C.        STAY SILENT WHEN YOU ARE ANNOYED     

            That well known passage in the book of Ecclesiastes says …

            ECCLESIASTES 3:1, 7b -  1There is a time for everything, and a season for every activity under heaven.

            7bA time to be silent and a time to speak.

            When you are annoyed with someone that is a “time to be silent”.

            Jesus gave us a good example of remaining silent.

            MATTHEW 26:62-63a – 62Then the high priest stood up and said to Jesus, “Are you not going to answer?  What is this testimony that these men are bringing against you?”  63aBut Jesus remained silent.

            Of course hundreds of years before, Isaiah prophesied how Jesus would stay silent.

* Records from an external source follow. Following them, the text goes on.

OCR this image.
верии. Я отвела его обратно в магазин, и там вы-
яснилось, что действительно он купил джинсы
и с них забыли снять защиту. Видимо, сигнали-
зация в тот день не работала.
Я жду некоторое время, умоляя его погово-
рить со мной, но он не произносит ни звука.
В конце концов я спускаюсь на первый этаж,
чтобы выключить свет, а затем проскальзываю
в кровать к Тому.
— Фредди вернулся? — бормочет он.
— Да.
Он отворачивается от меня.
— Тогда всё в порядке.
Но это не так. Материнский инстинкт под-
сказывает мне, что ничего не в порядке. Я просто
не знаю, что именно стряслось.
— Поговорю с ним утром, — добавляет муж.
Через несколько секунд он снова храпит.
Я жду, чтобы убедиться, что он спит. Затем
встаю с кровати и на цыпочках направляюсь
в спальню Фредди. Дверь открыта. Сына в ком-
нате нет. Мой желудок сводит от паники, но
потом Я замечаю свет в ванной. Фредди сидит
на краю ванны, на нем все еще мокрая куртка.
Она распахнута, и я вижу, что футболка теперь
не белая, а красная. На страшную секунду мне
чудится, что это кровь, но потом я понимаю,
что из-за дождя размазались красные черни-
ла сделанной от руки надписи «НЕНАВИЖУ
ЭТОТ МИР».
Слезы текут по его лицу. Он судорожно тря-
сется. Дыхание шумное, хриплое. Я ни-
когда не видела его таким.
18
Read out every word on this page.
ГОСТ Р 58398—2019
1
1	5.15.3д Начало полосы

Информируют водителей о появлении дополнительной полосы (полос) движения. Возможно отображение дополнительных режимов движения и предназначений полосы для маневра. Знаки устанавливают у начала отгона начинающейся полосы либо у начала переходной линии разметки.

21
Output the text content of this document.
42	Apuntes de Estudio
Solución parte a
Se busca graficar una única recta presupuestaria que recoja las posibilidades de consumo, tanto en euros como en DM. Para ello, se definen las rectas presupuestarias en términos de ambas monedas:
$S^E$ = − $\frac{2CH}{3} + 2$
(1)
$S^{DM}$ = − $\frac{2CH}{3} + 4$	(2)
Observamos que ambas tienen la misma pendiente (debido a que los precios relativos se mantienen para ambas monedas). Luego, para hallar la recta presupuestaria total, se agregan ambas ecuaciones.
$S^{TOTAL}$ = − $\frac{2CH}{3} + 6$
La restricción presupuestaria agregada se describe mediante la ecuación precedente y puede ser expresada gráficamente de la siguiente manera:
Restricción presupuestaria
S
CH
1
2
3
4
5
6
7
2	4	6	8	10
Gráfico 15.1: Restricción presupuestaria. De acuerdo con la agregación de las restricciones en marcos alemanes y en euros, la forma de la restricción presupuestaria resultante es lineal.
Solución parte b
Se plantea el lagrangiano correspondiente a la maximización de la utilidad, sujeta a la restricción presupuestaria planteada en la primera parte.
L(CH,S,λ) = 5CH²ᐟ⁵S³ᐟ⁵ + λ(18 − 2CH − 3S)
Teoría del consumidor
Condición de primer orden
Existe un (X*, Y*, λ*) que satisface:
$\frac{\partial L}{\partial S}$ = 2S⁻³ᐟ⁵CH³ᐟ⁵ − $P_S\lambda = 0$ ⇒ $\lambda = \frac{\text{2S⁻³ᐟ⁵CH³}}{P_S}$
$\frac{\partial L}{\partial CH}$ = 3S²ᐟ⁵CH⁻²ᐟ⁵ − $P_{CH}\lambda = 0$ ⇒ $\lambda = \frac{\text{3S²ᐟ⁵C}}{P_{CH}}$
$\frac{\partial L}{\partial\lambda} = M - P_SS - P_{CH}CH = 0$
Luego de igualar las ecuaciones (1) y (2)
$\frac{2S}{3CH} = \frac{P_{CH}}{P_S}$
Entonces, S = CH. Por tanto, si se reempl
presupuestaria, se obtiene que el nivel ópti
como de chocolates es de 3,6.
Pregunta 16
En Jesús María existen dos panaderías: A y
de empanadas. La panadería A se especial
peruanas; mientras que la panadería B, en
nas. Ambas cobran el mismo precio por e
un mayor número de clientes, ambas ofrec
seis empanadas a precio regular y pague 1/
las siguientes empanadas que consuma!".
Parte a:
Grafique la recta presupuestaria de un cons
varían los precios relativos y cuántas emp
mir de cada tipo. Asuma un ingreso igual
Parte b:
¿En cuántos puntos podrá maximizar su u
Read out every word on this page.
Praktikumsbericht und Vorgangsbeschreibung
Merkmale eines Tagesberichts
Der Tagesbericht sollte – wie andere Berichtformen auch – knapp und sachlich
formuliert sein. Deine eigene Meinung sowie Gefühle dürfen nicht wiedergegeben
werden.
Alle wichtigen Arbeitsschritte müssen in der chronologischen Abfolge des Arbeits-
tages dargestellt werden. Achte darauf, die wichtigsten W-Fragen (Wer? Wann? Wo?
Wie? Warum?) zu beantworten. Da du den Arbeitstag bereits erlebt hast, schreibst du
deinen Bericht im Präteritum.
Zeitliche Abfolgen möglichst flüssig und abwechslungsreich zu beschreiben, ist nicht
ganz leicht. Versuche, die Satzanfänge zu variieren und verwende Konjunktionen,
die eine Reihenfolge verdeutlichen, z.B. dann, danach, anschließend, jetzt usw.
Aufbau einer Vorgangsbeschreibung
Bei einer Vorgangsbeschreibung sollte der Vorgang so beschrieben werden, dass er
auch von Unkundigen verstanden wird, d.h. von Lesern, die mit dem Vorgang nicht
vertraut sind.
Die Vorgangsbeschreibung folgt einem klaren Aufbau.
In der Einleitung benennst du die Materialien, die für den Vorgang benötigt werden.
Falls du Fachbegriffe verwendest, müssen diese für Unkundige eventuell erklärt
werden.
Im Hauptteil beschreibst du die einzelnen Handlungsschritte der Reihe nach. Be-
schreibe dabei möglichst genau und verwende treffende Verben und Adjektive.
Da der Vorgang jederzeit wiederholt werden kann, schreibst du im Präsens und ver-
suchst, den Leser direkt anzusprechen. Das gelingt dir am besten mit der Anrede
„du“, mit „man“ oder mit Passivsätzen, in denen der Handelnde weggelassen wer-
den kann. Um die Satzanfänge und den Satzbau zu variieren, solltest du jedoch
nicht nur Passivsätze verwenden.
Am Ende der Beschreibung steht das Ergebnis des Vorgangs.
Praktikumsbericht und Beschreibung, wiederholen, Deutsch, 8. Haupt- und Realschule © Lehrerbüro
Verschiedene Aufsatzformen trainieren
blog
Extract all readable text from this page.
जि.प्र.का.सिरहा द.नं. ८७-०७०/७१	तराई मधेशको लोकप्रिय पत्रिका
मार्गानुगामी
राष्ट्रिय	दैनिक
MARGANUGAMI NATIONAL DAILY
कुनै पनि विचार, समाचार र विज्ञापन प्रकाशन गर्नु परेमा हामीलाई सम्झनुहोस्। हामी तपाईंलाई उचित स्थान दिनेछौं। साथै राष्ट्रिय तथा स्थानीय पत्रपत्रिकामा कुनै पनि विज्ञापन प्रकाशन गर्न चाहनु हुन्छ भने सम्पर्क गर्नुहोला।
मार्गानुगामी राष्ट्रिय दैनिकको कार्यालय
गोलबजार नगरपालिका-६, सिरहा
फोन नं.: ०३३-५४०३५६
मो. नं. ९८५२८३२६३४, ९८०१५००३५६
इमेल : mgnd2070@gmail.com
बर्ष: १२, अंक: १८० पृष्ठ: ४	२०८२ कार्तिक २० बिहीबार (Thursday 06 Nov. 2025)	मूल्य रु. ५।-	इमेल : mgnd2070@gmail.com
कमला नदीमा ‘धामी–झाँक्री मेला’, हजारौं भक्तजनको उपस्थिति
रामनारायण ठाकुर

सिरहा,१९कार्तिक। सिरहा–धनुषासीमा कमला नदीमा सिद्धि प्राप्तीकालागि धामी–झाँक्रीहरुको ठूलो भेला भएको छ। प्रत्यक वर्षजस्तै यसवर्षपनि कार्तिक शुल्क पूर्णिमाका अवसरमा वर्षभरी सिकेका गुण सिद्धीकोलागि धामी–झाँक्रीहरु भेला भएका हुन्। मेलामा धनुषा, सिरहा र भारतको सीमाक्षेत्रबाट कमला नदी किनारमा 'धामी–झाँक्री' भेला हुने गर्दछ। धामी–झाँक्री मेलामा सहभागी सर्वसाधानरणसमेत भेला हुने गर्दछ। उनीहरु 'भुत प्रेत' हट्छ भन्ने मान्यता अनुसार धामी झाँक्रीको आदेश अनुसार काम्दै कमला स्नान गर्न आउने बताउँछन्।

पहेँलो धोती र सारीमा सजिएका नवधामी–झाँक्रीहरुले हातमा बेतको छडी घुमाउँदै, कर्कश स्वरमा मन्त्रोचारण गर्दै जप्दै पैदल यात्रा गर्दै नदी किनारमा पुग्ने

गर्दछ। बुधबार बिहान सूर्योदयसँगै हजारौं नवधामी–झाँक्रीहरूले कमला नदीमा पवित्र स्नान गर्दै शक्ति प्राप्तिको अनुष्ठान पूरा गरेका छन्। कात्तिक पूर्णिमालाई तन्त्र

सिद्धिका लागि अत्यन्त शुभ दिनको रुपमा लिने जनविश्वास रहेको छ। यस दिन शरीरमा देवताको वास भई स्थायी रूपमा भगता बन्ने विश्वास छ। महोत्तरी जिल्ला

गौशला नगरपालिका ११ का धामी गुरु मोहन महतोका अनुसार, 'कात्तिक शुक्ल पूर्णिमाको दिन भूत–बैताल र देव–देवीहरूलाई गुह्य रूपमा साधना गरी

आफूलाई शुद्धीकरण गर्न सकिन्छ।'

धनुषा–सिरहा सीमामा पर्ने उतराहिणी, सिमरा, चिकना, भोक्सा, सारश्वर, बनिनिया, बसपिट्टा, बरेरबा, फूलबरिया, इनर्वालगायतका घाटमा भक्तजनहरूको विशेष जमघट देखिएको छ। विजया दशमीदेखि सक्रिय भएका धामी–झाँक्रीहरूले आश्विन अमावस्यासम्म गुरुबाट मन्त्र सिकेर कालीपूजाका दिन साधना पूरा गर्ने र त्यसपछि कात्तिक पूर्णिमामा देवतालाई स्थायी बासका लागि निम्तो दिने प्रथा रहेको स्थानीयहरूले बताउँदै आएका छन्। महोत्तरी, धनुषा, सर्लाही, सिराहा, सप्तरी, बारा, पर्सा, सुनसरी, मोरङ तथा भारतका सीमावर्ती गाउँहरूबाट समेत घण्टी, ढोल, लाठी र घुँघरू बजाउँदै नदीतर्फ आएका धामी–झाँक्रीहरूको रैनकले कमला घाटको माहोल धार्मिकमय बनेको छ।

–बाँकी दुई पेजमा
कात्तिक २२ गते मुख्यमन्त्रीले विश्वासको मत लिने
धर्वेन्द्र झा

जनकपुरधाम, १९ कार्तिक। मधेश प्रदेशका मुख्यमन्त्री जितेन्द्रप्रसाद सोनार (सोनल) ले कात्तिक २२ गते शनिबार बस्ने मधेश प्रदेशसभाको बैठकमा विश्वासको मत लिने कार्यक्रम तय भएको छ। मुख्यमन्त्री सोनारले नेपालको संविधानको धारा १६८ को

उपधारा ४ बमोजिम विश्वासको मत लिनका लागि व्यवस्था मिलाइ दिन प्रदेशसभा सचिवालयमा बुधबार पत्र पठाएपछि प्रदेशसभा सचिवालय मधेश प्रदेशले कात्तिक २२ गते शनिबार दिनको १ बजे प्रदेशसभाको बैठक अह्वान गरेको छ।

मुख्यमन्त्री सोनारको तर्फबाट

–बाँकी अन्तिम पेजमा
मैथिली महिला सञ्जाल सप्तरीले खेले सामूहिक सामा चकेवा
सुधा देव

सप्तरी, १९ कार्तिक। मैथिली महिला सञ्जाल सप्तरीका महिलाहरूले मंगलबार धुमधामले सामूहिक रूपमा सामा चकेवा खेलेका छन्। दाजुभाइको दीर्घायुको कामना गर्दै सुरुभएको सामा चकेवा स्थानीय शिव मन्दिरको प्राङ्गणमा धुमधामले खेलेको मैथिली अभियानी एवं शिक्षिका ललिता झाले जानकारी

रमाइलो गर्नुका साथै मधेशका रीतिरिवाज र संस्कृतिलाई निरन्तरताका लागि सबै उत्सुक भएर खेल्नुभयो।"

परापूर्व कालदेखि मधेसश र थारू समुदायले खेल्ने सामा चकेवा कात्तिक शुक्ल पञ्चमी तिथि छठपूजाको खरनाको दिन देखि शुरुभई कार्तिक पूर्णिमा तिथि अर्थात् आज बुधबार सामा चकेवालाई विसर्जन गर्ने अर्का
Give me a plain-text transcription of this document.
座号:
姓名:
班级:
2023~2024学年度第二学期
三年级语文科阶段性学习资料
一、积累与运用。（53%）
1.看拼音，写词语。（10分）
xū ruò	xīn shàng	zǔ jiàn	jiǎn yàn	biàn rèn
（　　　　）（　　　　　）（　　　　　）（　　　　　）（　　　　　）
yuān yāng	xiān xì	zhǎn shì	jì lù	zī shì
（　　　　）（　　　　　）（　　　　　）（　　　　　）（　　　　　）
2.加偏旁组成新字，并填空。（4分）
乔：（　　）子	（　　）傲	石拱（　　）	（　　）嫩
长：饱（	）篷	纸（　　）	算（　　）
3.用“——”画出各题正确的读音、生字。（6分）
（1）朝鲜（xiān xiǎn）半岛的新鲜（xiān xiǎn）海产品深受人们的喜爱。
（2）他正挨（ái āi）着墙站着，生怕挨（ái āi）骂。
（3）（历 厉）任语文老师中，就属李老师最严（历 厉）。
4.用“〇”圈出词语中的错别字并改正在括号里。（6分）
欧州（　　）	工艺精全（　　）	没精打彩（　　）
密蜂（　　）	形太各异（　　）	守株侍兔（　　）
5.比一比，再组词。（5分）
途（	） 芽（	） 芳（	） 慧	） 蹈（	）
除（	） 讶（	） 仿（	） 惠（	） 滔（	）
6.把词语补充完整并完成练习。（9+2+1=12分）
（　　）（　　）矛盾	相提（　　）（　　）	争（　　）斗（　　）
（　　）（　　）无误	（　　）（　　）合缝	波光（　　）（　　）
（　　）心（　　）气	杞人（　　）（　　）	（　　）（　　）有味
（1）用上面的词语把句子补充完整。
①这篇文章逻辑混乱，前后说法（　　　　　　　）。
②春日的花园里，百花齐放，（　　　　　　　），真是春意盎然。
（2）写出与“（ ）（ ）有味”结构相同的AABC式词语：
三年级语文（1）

            ISAIAH 53:7 – He was oppressed and afflicted, yet he did not open his mouth; he was led like a lamb to the slaughter, and as a sheep before her shearers is silent, so he did not open his mouth.

            If you remain silent when you are annoyed it will help you pray for the person and give you an opportunity to think about how you can …

D.            SERVE THOSE WHO ANNOY YOU

            We can’t always do this but many times we can.  Sometimes we can help them do something, at other times we serve them by talking to them or inviting them to be a part of our group.  We can do a lot of serving by just being willing to listen to what a person has to say … to treat them like they are a person or worth.

            Sometimes we can serve them by just not avoiding them.

CONCLUSION

            Jesus makes it very clear … we are to love our neighbor as ourselves, that includes those who annoy us.

            To do that many of us need our hearts changed.  That change can take place if we will:

and

            Let’s determine to go forth from this place and obey Jesus by loving those who annoy us.